Noch am Montag ahnten selbst wichtige Partner nichts
Das plötzliche Aus für die Messe, die einmal mit 800.000 Besuchern das wichtigste und größte Digitalevent der Welt war, erwischt die Verantwortlichen in deutschen und internationalen Tech-Konzernen größtenteils völlig überraschend. Noch am Montag dieser Woche hätten Branchengrößen wie SAP-Vorstandsmitglied Michael Kleinemeier oder IBM-Deutschland-Chef Matthias Hartmann bei einer Tagung des Bundesverbandes der deutschen Industrie (BDI) den neuen Kurs der Digitalmesse unterstützt und die Teilnahme ihrer Unternehmen bei der kommenden Auflage bekräftigt, berichten Teilnehmer.
„Es gab zwar Gerüchte, dass es personelle Veränderungen geben werde, wenn am Mittwoch der Präsidialausschuss der Deutschen Messe tage“, erzählt ein BDI-Mitglied. „Aber nichts sprach dafür, dass es um den Kopf von Oliver Freese geht.“ Auch von BDI-Chef Dieter Kempf, immerhin Mitglied im Präsidialausschuss und als früherer Chef des IT-Dienstleisters Datev selbst lange Jahre einer der Ankerpartner der Messe, gab es keine Hinweise an die Versammelten, dass zwei Tage später das Ende der Cebit beschlossen werde. „Gut möglich, dass nicht mal er zu dem Zeitpunkt von der Tragweite der Entscheidungen wusste“, sagt ein Insider.
Tatsächlich deutete zuvor wenig darauf hin, dass die Messegesellschaft schon nach dem ersten Versuch der Cebit-Neupositionierung den Stecker zieht. Ende August noch hatte auch das Kuratorium der Messe, ein Zirkel von Branchenvertretern, Ausstellern, Charakterköpfen der Digitalwirtschaft und Vertretern der Region Hannover die neue Strategie grundsätzlich gutgeheißen und einige Neuerungen für 2019 angekündigt.
„Dass ein Jahr nach dem Neustart die Trendwende noch nicht geschafft ist, war allen Partnern klar“, sagt einer der Teilnehmer, „und genauso klar war, dass wir im nächsten Jahr weiter daran arbeiten würden, die CeBIT zukunftsfähig zu machen.“ Die nächste Kuratoriumssitzung war für Donnerstag dieser Woche terminiert. Nur wenige Minuten, bevor die Messe mit der Pressemeldung zum Cebit-Aus an die Öffentlichkeit ging, wurden die Mitglieder des Gremiums informiert, dass sich die Anreise nach Hannover erübrigen werde.

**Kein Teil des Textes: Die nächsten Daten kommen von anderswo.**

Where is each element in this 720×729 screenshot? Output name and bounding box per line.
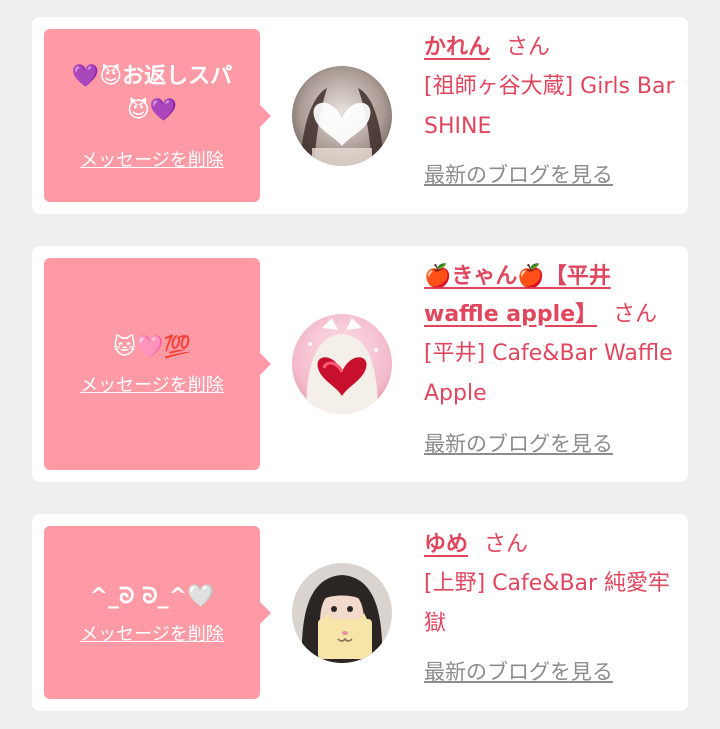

Dass der Umbau schwerer würde als gedacht, scheint den Messeverantwortlichen tatsächlich erst sehr kurzfristig klar geworden zu sein – womöglich erst im Lauf des Novembers. „Beim letzten Treffen vor zwei, drei Wochen machte Oliver Freese einen ziemlich frustrierten Eindruck“, sagt ein IT-Verantwortlicher mit jahrelanger Cebit-Erfahrung. „Offenbar lief der Verkauf der Standflächen merklich schlechter, als es sich zunächst angedeutet habe.“
Selbst große Konzerne wie Salesforce, einer der wichtigsten Cebit-Partner der vergangenen Jahre, oder der Kommunikationsriese Huawei, dessen ersten großen Auftritt die Messe in diesem Juni noch als Zeichen für die anhaltende Attraktivität der Cebit gefeiert hatte, hätten zuletzt ihre vorgemerkten Standflächen merklich reduziert.

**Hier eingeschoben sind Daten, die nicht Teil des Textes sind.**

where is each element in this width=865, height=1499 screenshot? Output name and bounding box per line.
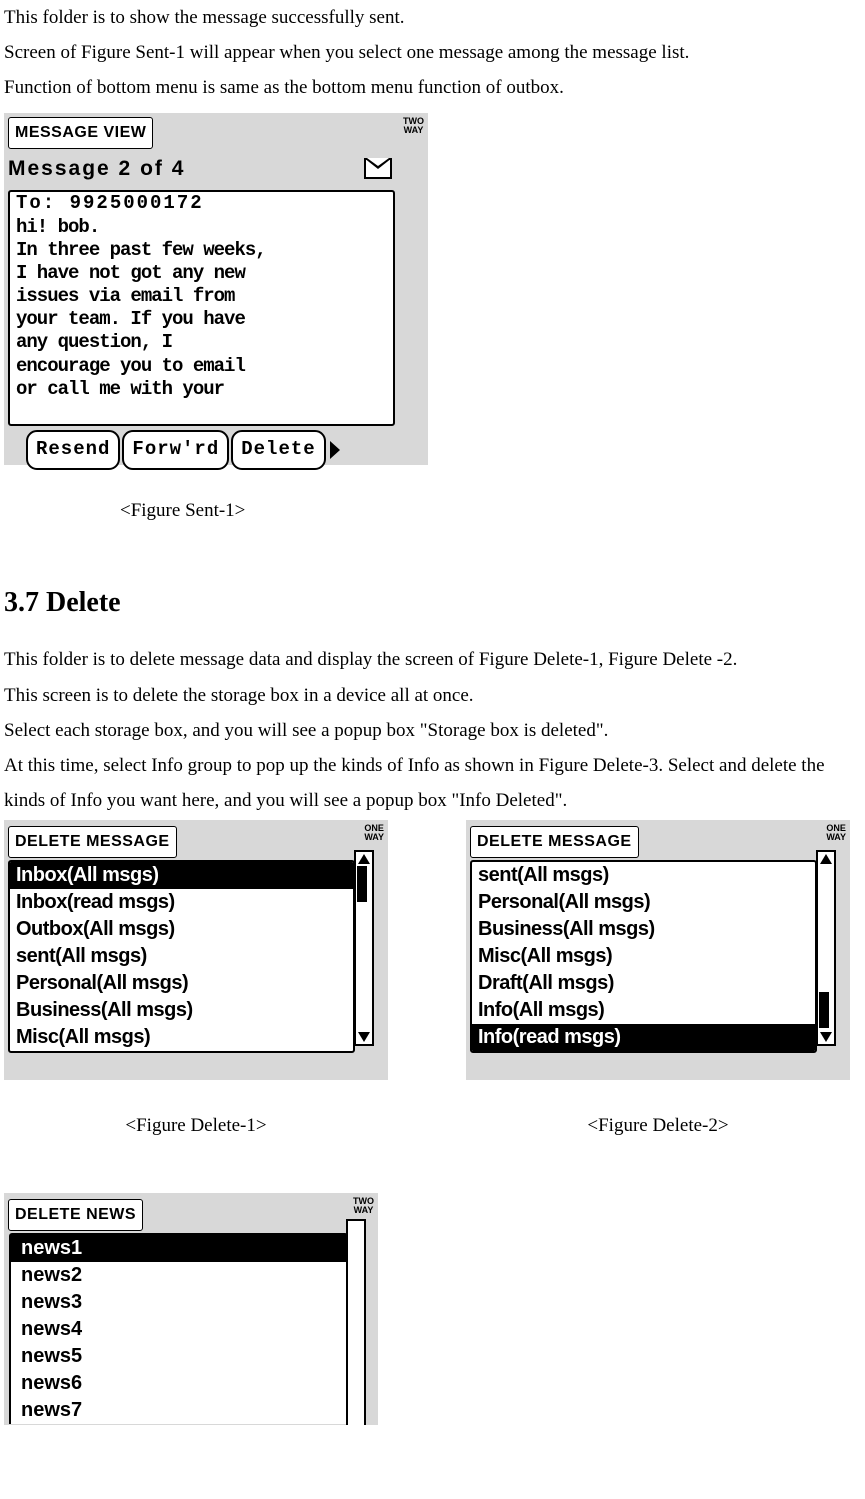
screen-title: DELETE MESSAGE [8,826,177,858]
intro-p3: Function of bottom menu is same as the b… [4,70,861,105]
list-item[interactable]: sent(All msgs) [10,943,353,970]
list-item[interactable]: Outbox(All msgs) [10,916,353,943]
figure-delete-3: TWO WAY DELETE NEWS news1news2news3news4… [4,1193,378,1425]
list-item[interactable]: news2 [11,1262,346,1289]
scroll-thumb[interactable] [348,1221,364,1257]
list-item[interactable]: Business(All msgs) [10,997,353,1024]
resend-button[interactable]: Resend [26,430,120,469]
scrollbar[interactable] [816,850,836,1046]
list-item[interactable]: Personal(All msgs) [10,970,353,997]
screen-title: MESSAGE VIEW [8,117,153,149]
forward-button[interactable]: Forw'rd [122,430,229,469]
to-line: To: 9925000172 [16,192,387,215]
list-item[interactable]: news3 [11,1289,346,1316]
delete-p4: At this time, select Info group to pop u… [4,748,861,818]
caption-delete-1: <Figure Delete-1> [4,1108,388,1143]
mode-indicator: ONE WAY [826,824,846,842]
delete-p2: This screen is to delete the storage box… [4,678,861,713]
delete-p1: This folder is to delete message data an… [4,642,861,677]
mode-indicator: TWO WAY [403,117,424,135]
delete-p3: Select each storage box, and you will se… [4,713,861,748]
scroll-thumb[interactable] [819,992,829,1028]
caption-sent-1: <Figure Sent-1> [4,493,861,528]
list-item[interactable]: Info(read msgs) [472,1024,815,1051]
list-item[interactable]: Draft(All msgs) [472,970,815,997]
figure-delete-2: ONE WAY DELETE MESSAGE sent(All msgs)Per… [466,820,850,1080]
list-item[interactable]: news7 [11,1397,346,1424]
list-item[interactable]: Misc(All msgs) [10,1024,353,1051]
body-text: hi! bob. In three past few weeks, I have… [16,216,387,401]
list-item[interactable]: Personal(All msgs) [472,889,815,916]
right-arrow-icon[interactable] [330,441,340,459]
list-item[interactable]: news6 [11,1370,346,1397]
message-body: To: 9925000172 hi! bob. In three past fe… [8,190,395,426]
intro-p1: This folder is to show the message succe… [4,0,861,35]
message-counter: Message 2 of 4 [8,150,185,189]
list-item[interactable]: Info(All msgs) [472,997,815,1024]
envelope-icon [364,158,392,179]
list-item[interactable]: Misc(All msgs) [472,943,815,970]
intro-p2: Screen of Figure Sent-1 will appear when… [4,35,861,70]
scroll-up-icon[interactable] [820,854,832,864]
scroll-thumb[interactable] [357,866,367,902]
list-item[interactable]: Business(All msgs) [472,916,815,943]
figure-delete-1: ONE WAY DELETE MESSAGE Inbox(All msgs)In… [4,820,388,1080]
list-item[interactable]: Inbox(read msgs) [10,889,353,916]
list-item[interactable]: news5 [11,1343,346,1370]
list-item[interactable]: news1 [11,1235,346,1262]
scroll-up-icon[interactable] [358,854,370,864]
screen-title: DELETE NEWS [8,1199,143,1231]
scrollbar[interactable] [346,1219,366,1425]
mode-indicator: TWO WAY [353,1197,374,1215]
list-item[interactable]: news4 [11,1316,346,1343]
figure-sent-1: TWO WAY MESSAGE VIEW Message 2 of 4 To: … [4,113,428,465]
delete-button[interactable]: Delete [231,430,325,469]
caption-delete-2: <Figure Delete-2> [466,1108,850,1143]
scroll-down-icon[interactable] [820,1032,832,1042]
list-item[interactable]: Inbox(All msgs) [10,862,353,889]
scroll-down-icon[interactable] [358,1032,370,1042]
scrollbar[interactable] [354,850,374,1046]
screen-title: DELETE MESSAGE [470,826,639,858]
section-heading-3-7: 3.7 Delete [4,577,861,629]
mode-indicator: ONE WAY [364,824,384,842]
list-item[interactable]: sent(All msgs) [472,862,815,889]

All das, so vermuten Branchenvertreter und langjährige Aussteller, habe in der Chefetage des Hannoveraner Messeturms die Warnlampen anspringen lassen. Und wohl dafür gesorgt, dass Aufsichtsrat und Vorstand der Deutschen Messe den Not-Stopp aller Planungen beschlossen hätten. Kritiker der Entscheidung sprechen von „überhastet und orientierungslos“, bezeichnen die Absage gar als „Selbstmord aus Angst vor dem Tod“.
Wie kurzfristig der Beschluss gefallen sein muss zeigt sich auch daran, dass nicht einmal die Politik vorab einen Hinweis bekam – obwohl speziell das Bundeswirtschaftsministerium über Jahre einer der wichtigsten ideellen Partner war. Noch zur Eröffnung der ersten neugestalteten Cebit im vergangenen Juni hatte Bundeswirtschaftsminister Peter Altmaier in einer flammenden Rede und unter großem Beifall der Gäste für die Messe und dafür geworben, den großen amerikanischen Tech-Happenings wie SXSW oder Burning Man ein großes, deutsches und europäisches Digital-Event gegenüberzustellen. „Wir haben hier ein Branchentreffen und eine Trendschau ersten, internationalen Ranges, das dürfen wir nicht leichtfertig zur Disposition stellen“, forderte Altmaier.
Geholfen haben auch seine Aufrufe am Ende nichts mehr. Am Dienstagabend, nur wenige Stunden vor der entscheidenden Sitzung der Messespitzen, blinkte auch in der Chefetage des Bundeswirtschaftsministeriums in Berlin eine Rufnummer aus dem Hannoveraner Messeturm auf. Am Mittwoch werde es eine Ankündigung geben ...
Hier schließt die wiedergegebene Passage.